Ideally the coding challenge could be scored quickly and automatically. It should also be an interesting problem that gives some insight into the company’s engineering culture and the kinds of problems they’re solving rather than a generic FizzBuzz. If the coding challenge is too textbook, a certain subset of smart people aren’t going to want to waste their time on it. Tools to automate coding evaluation already exist (e.g. InterviewStreet, Codility, and Hackermeter), but they’re not currently baked into the application process the right way. In the case of InterviewStreet and Codility, candidates have to already be in a given company’s pipeline to be able to work on the coding challenges, which means that anyone who looks bad on paper will be cut before getting to write a single line of code. In the case of Hackermeter, candidates code first and hope to be matched up with a company later. This approach has a lot of potential, but unless Hackermeter can establish themselves as the definitive startup application go-to, candidates will always be limited by Hackermeter’s client list. The ideal solution will probably be a more decentralized version of Hackermeter that companies can administer from their jobs page.

The idea for the writing sample came from the study I conducted. Of the many attributes I tested, the three that achieved statistical significance were grammatical mistakes, whether the candidate worked at a top company, and whether you could tell from their resume what they did at each of their previous positions. Two out of the three attributes, in other words, had to do with a candidate’s written communication skills.

For the writing sample, I am imagining something that isn’t a cover letter — people tend to make those pretty formulaic and don’t talk about anything too personal or interesting. Rather, it should be a concise description of something you worked on recently that you are excited to talk about, as explained to a non-technical audience. I think the non-technical audience aspect is critical because if you can break down complex concepts for a non-technical audience, you’re probably a good communicator and actually understand what you worked on. Moreover, recruiters could actually read this description and make valuable judgments about whether the writing is good and whether they understand what the person did. If recruiters can be empowered to make real judgments rather than acting as a human keyword matcher, they’d probably be a lot better at their jobs. In my experience, many recruiters are very smart, but their skills aren’t being used to their full potential.

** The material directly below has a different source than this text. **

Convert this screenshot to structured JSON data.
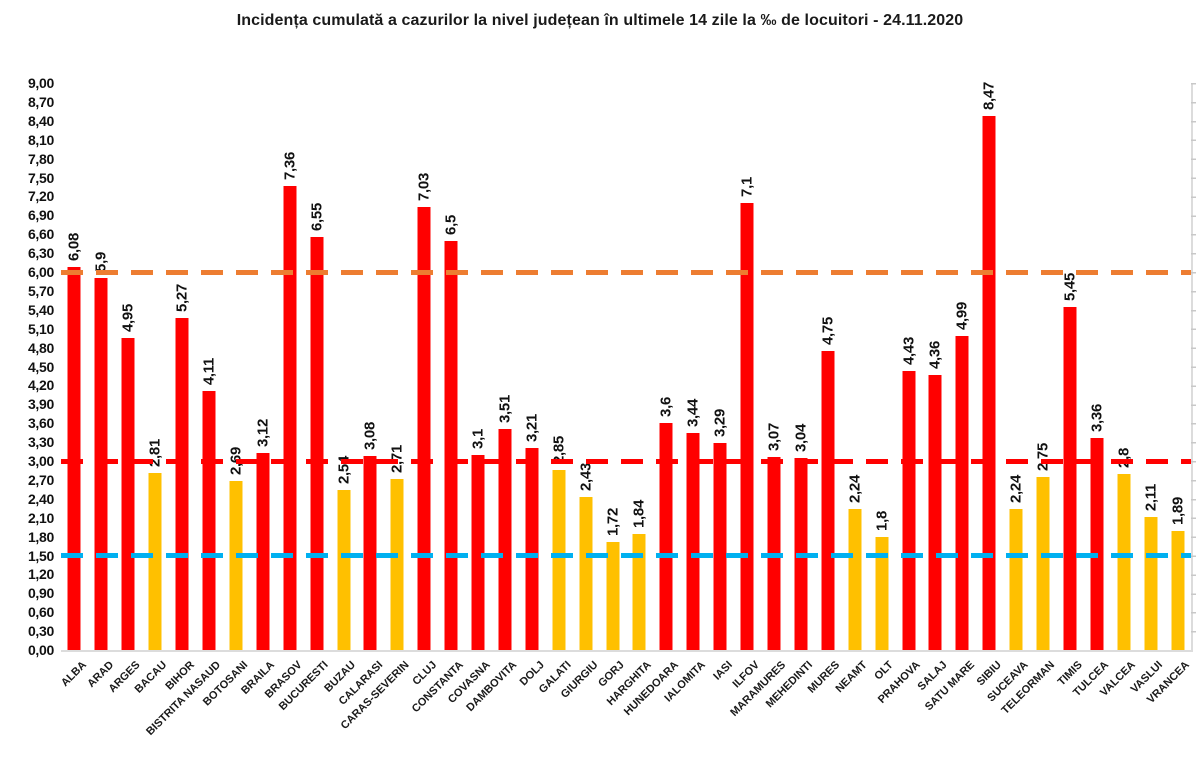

The combination of a successfully completed coding challenge and an excellent writing sample should be powerful enough to get someone on the phone for a live coding round.

The problem of surfacing diamonds in the rough is hard, but I think these relatively small, realistic steps can go a long way toward helping find them and make eng hiring into the meritocracy that we all want it to be.

1This is definitely very relevant for specialized roles, but I see it a lot for full-stack generalist kinds of roles as well

6 Responses to “Silicon Valley hiring is not a meritocracy”

  1. max

    Good read, and I do agree with you. However Im pointing out that sites such as Codility are often taking the place of whiteboards without adding any more depth to the interview. Automated evaluation of code can make the process more impersonal and academic.

    Reply
  2. Matthew Healy

    A work sample needs to be tailored for the needs of the company and the role. For instance, an applicant for a junior analyst position could be handed a set of data on which to do a defined analysis and write a report. An applicant for a senior analyst position could be handed the reports from several analysts on the same data set, and asked to prepare a presentation of the findings for management. An applicant for a managerial role could be handed several such presentations and asked “what decisions would you make based on this information and why?”